Am I missing something here? Why would a photographer be asked to send a check? I see nothing in this text that is even remotely convincing that sending $2000 is necessary.
WHAT!!!!!!! I can't beleive somebody would even remotely fall for this. This smelled like scam from the get go. The answering service crap and, they check not getting there, would make me respond in a way cya, I trust nobody unless it is booked under my terms.
Just looks like a variation on a theme... scammers have used this method by targetting people selling cars/trucks/bikes/whatever...they say a friend owes them money, so the friend will send you a cashiers cheque to you and you're supposed to WIRE the balance to him... and of course the cashiers cheque is bogus..and won't bounce for a couple of weeks...but by then you're supposed to have sent the wire transfer...and you're out money.
Guess the people on auto buy/sell/trade sites have wizened up, so the scammers are moving on to new targets.
tigasulo, basically they are sending the person a bogus cashiers cheque for more than what the photographer's fees would be...and asking the photographer to send the "payment" to some bogus magazine... via untraceable wire transfer, of course.
tigasulo wrote:
Thanks for the explanation Craig.

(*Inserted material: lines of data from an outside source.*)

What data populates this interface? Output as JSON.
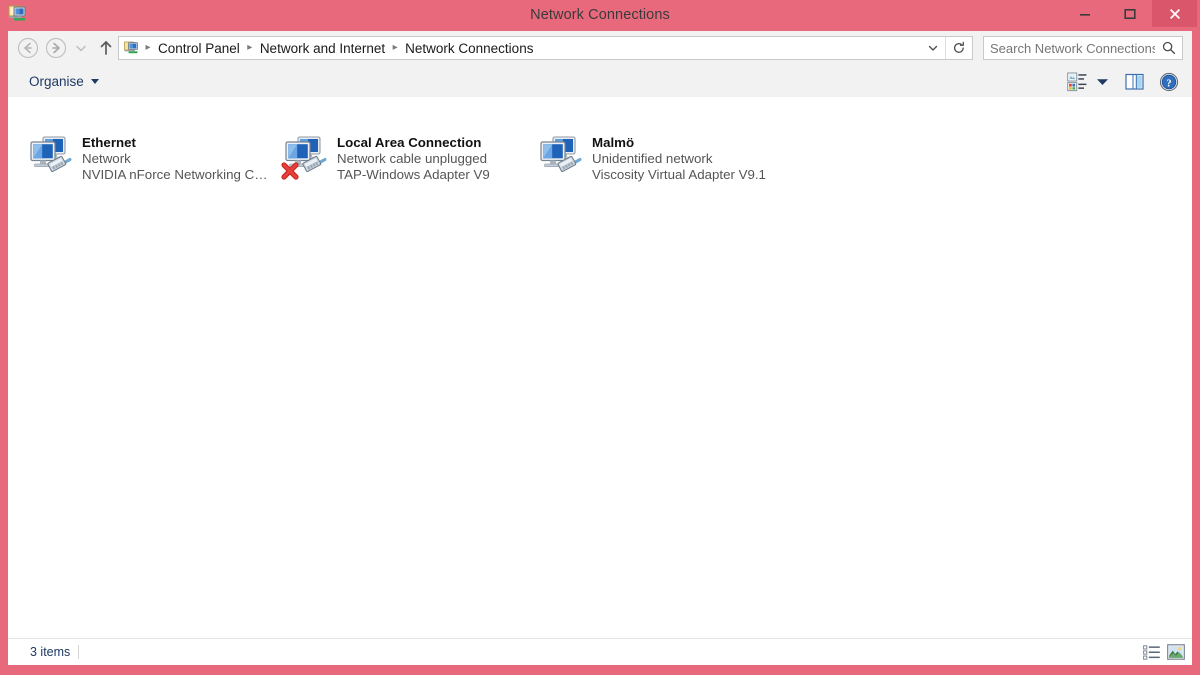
{
  "window": {
    "title": "Network Connections",
    "icon": "network-connections-icon",
    "accent_color": "#e9697c",
    "close_button_color": "#d9566b",
    "controls": {
      "minimize_label": "Minimize",
      "maximize_label": "Maximize",
      "close_label": "Close"
    }
  },
  "navbar": {
    "back_label": "Back",
    "forward_label": "Forward",
    "history_label": "Recent locations",
    "up_label": "Up one level",
    "breadcrumb_icon": "network-connections-icon",
    "breadcrumbs": [
      "Control Panel",
      "Network and Internet",
      "Network Connections"
    ],
    "separator": "▸",
    "address_chevron_label": "Previous locations",
    "refresh_label": "Refresh"
  },
  "search": {
    "value": "",
    "placeholder": "Search Network Connections",
    "icon": "search-icon"
  },
  "toolbar": {
    "organise_label": "Organise",
    "view_label": "Change your view",
    "view_caret_label": "More options",
    "preview_pane_label": "Show the preview pane",
    "help_label": "Help"
  },
  "connections": [
    {
      "name": "Ethernet",
      "status": "Network",
      "device": "NVIDIA nForce Networking Contr...",
      "disconnected": false,
      "icon": "network-adapter-icon"
    },
    {
      "name": "Local Area Connection",
      "status": "Network cable unplugged",
      "device": "TAP-Windows Adapter V9",
      "disconnected": true,
      "icon": "network-adapter-icon"
    },
    {
      "name": "Malmö",
      "status": "Unidentified network",
      "device": "Viscosity Virtual Adapter V9.1",
      "disconnected": false,
      "icon": "network-adapter-icon"
    }
  ],
  "statusbar": {
    "item_count": "3 items",
    "details_view_label": "Details view",
    "icons_view_label": "Large icons view"
  }
}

But I still don't understand the part about how anyone would fall for that.
Well I'm taking a guess that nobody that's net-savvy would fall for it... but there are a lot of people that really don't know much past their AOL mail and browser...and most people still think cashiers cheques are as good as cash...which they aren't !
But even if you for some odd reason agreed to this fund transfer, wouldn't you at least confirm that the cashiers check was real, confirm the check cleared, or CASH the check and have the GREEN in your hand before you sent any funds back?

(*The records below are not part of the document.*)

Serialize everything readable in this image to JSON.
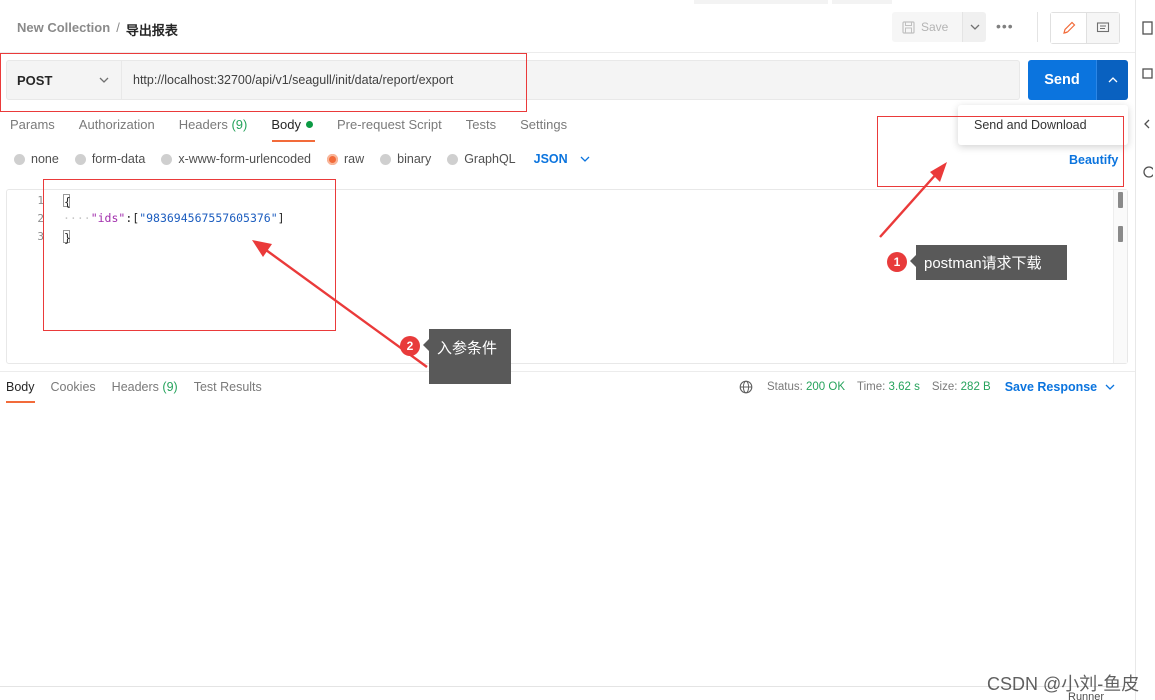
{
  "breadcrumb": {
    "collection": "New Collection",
    "separator": "/",
    "request": "导出报表"
  },
  "toolbar": {
    "save_label": "Save",
    "more_label": "•••"
  },
  "request": {
    "method": "POST",
    "url": "http://localhost:32700/api/v1/seagull/init/data/report/export",
    "send_label": "Send",
    "send_menu_item": "Send and Download"
  },
  "request_tabs": [
    {
      "label": "Params"
    },
    {
      "label": "Authorization"
    },
    {
      "label": "Headers",
      "count": "(9)"
    },
    {
      "label": "Body"
    },
    {
      "label": "Pre-request Script"
    },
    {
      "label": "Tests"
    },
    {
      "label": "Settings"
    }
  ],
  "body_types": [
    "none",
    "form-data",
    "x-www-form-urlencoded",
    "raw",
    "binary",
    "GraphQL"
  ],
  "selected_body_type": "raw",
  "language": "JSON",
  "beautify_label": "Beautify",
  "editor": {
    "line_numbers": [
      "1",
      "2",
      "3"
    ],
    "open_brace": "{",
    "indent": "····",
    "key": "\"ids\"",
    "colon": ":[",
    "value": "\"983694567557605376\"",
    "close_bracket": "]",
    "close_brace": "}"
  },
  "response_tabs": [
    {
      "label": "Body"
    },
    {
      "label": "Cookies"
    },
    {
      "label": "Headers",
      "count": "(9)"
    },
    {
      "label": "Test Results"
    }
  ],
  "response_meta": {
    "status_label": "Status:",
    "status_value": "200 OK",
    "time_label": "Time:",
    "time_value": "3.62 s",
    "size_label": "Size:",
    "size_value": "282 B",
    "save_response_label": "Save Response"
  },
  "annotations": {
    "badge1": "1",
    "callout1": "postman请求下载",
    "badge2": "2",
    "callout2": "入参条件"
  },
  "watermark": "CSDN @小刘-鱼皮",
  "footer": {
    "runner_label": "Runner"
  },
  "colors": {
    "accent": "#0b74de",
    "active_tab": "#f26b3a",
    "annotation": "#e83b3b",
    "success": "#26a35c"
  },
  "icons": [
    "save-icon",
    "chevron-down-icon",
    "chevron-up-icon",
    "more-icon",
    "pencil-icon",
    "comment-icon",
    "globe-icon"
  ]
}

This is all too common, so people must be falling for it and people must be getting away with it.
Well I bet 99.9% of people think that cashiers cheques are as good as cash... they might take up to 2-3 weeks before they bounce... so if you deposited and saw the funds available in your bank account, you might think it has cleared, but it hasn't...even though you can pull the cash out of your account, the cheque still could bounce and then you're left holding the bag.
And yes, people must be biting, the scammers wouldn't bother if nobody fell for it.
Here's one guy that likes to bait the scammers and make them waste their time and money :
Well, I suppose all of you are way too smart to be tricked by a scam, but I originally posted this message in dpreview to help spread awareness of these kinds of scams. While I was not tricked because I would never send my own money on behalf of someone I have never met, until this I had no reason to suspect a scam. Sure there were red flags, but I do wedding photography on the side, and I have never heard anything about this type of scam. Its easy for you all to say that you would never be tricked but you have been warned. I was not warned, which is why I made that post so that others would be. If you are too smart to do nothing but poo poo those of us who care about preventing other photographers from being scammed no matter "how desperate or dumb" they are, then why don't you go back to measuring your little . . . lenses.
I don't think anyone in here didn't appreciate the heads up, but I think people on the FM forums are a little more 'net savvy than the crew at dpreview.